Por eso, aquella reacción también es comprensible.
Porque aunque el Estado nos diga que la vacuna es segura, el que tenemos es un Estado que sistemáticamente nos maltrata cuando requerimos de sus servicios; particularmente los de salud.
Porque cuando interactuamos en la vida corriente con el Estado lo más probable es que esa interacción esté signada por la ineficiencia, la agresividad y la corrupción.
Porque todos los días vemos casos que nos muestran cómo el Estado que tenemos actúa principalmente en función de intereses privados.

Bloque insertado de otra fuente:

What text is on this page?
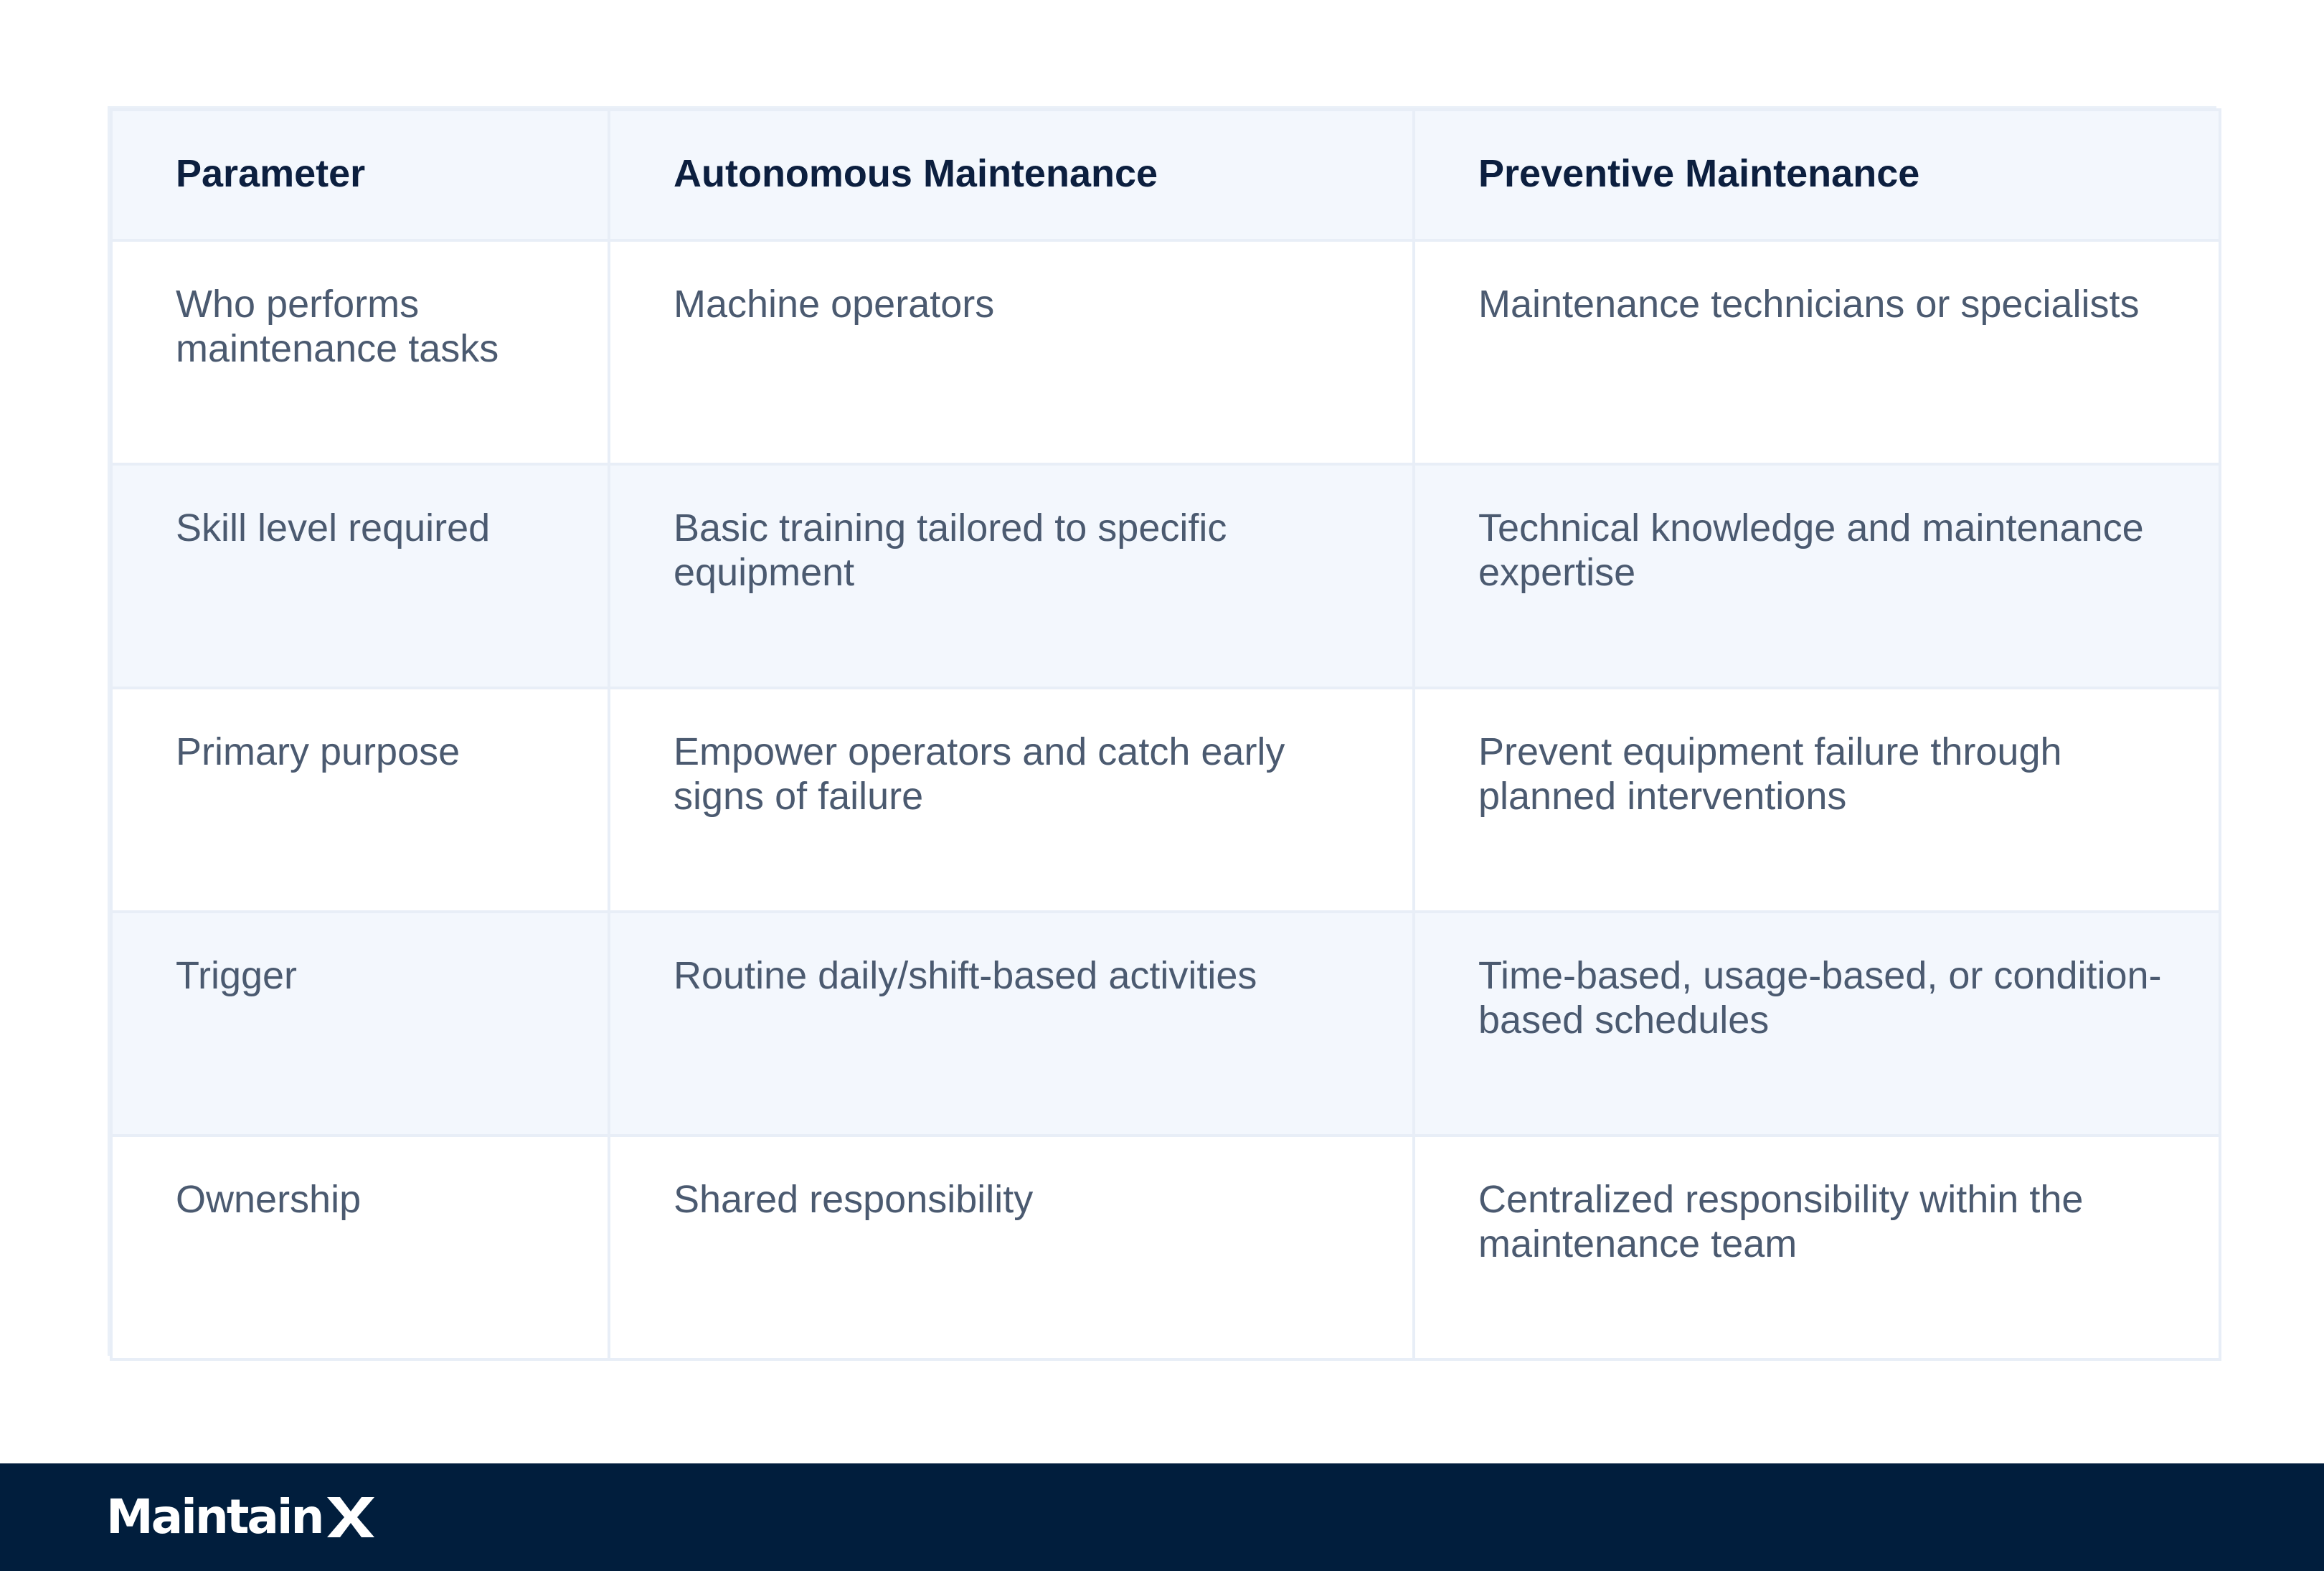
Parameter	Autonomous Maintenance	Preventive Maintenance
Who performs maintenance tasks	Machine operators	Maintenance technicians or specialists
Skill level required	Basic training tailored to specific equipment	Technical knowledge and maintenance expertise
Primary purpose	Empower operators and catch early signs of failure	Prevent equipment failure through planned interventions
Trigger	Routine daily/shift-based activities	Time-based, usage-based, or condition-based schedules
Ownership	Shared responsibility	Centralized responsibility within the maintenance team
Maintain
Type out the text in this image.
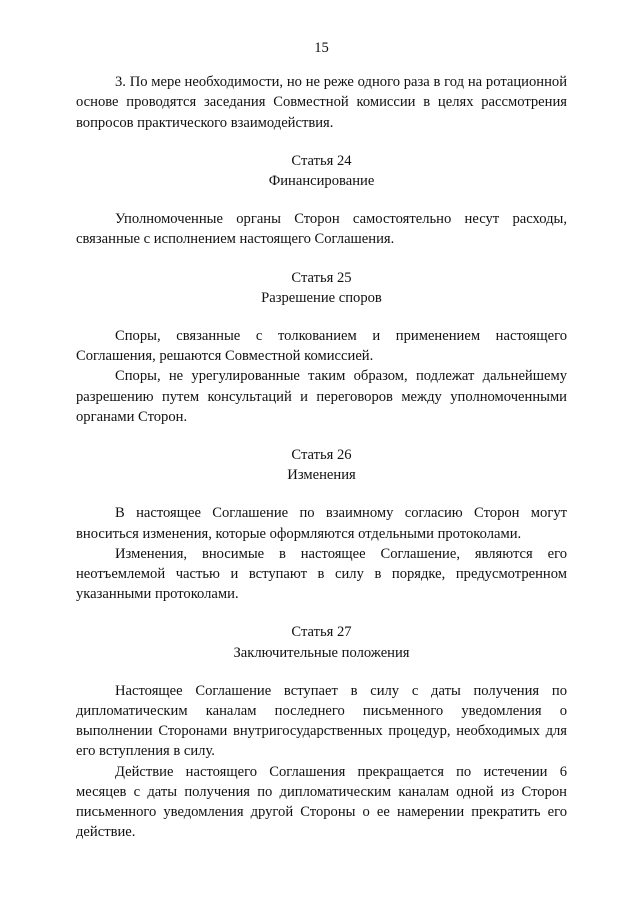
15

3. По мере необходимости, но не реже одного раза в год на ротационной основе проводятся заседания Совместной комиссии в целях рассмотрения вопросов практического взаимодействия.

Статья 24
Финансирование

Уполномоченные органы Сторон самостоятельно несут расходы, связанные с исполнением настоящего Соглашения.

Статья 25
Разрешение споров

Споры, связанные с толкованием и применением настоящего Соглашения, решаются Совместной комиссией.

Споры, не урегулированные таким образом, подлежат дальнейшему разрешению путем консультаций и переговоров между уполномоченными органами Сторон.

Статья 26
Изменения

В настоящее Соглашение по взаимному согласию Сторон могут вноситься изменения, которые оформляются отдельными протоколами.

Изменения, вносимые в настоящее Соглашение, являются его неотъемлемой частью и вступают в силу в порядке, предусмотренном указанными протоколами.

Статья 27
Заключительные положения

Настоящее Соглашение вступает в силу с даты получения по дипломатическим каналам последнего письменного уведомления о выполнении Сторонами внутригосударственных процедур, необходимых для его вступления в силу.

Действие настоящего Соглашения прекращается по истечении 6 месяцев с даты получения по дипломатическим каналам одной из Сторон письменного уведомления другой Стороны о ее намерении прекратить его действие.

Porque la prensa y los medios son más adeptos a esparcir rumores que a informar responsablemente, con rigor y profundidad científicos, sobre asuntos de tanta importancia; de vida o muerte, de hecho.
Esta, creo yo, es la lección más profunda del complejo y dramático caso de Carmen de Bolívar, una población trágicamente representativa del abandono histórico y del maltrato sistemático del que ha sido objeto la nación colombiana: cuando el Estado deja de proteger en condiciones de igualdad a todos sus miembros, la confianza queda a la deriva, y cuando la confianza queda a la deriva el mundo se hace aterrador.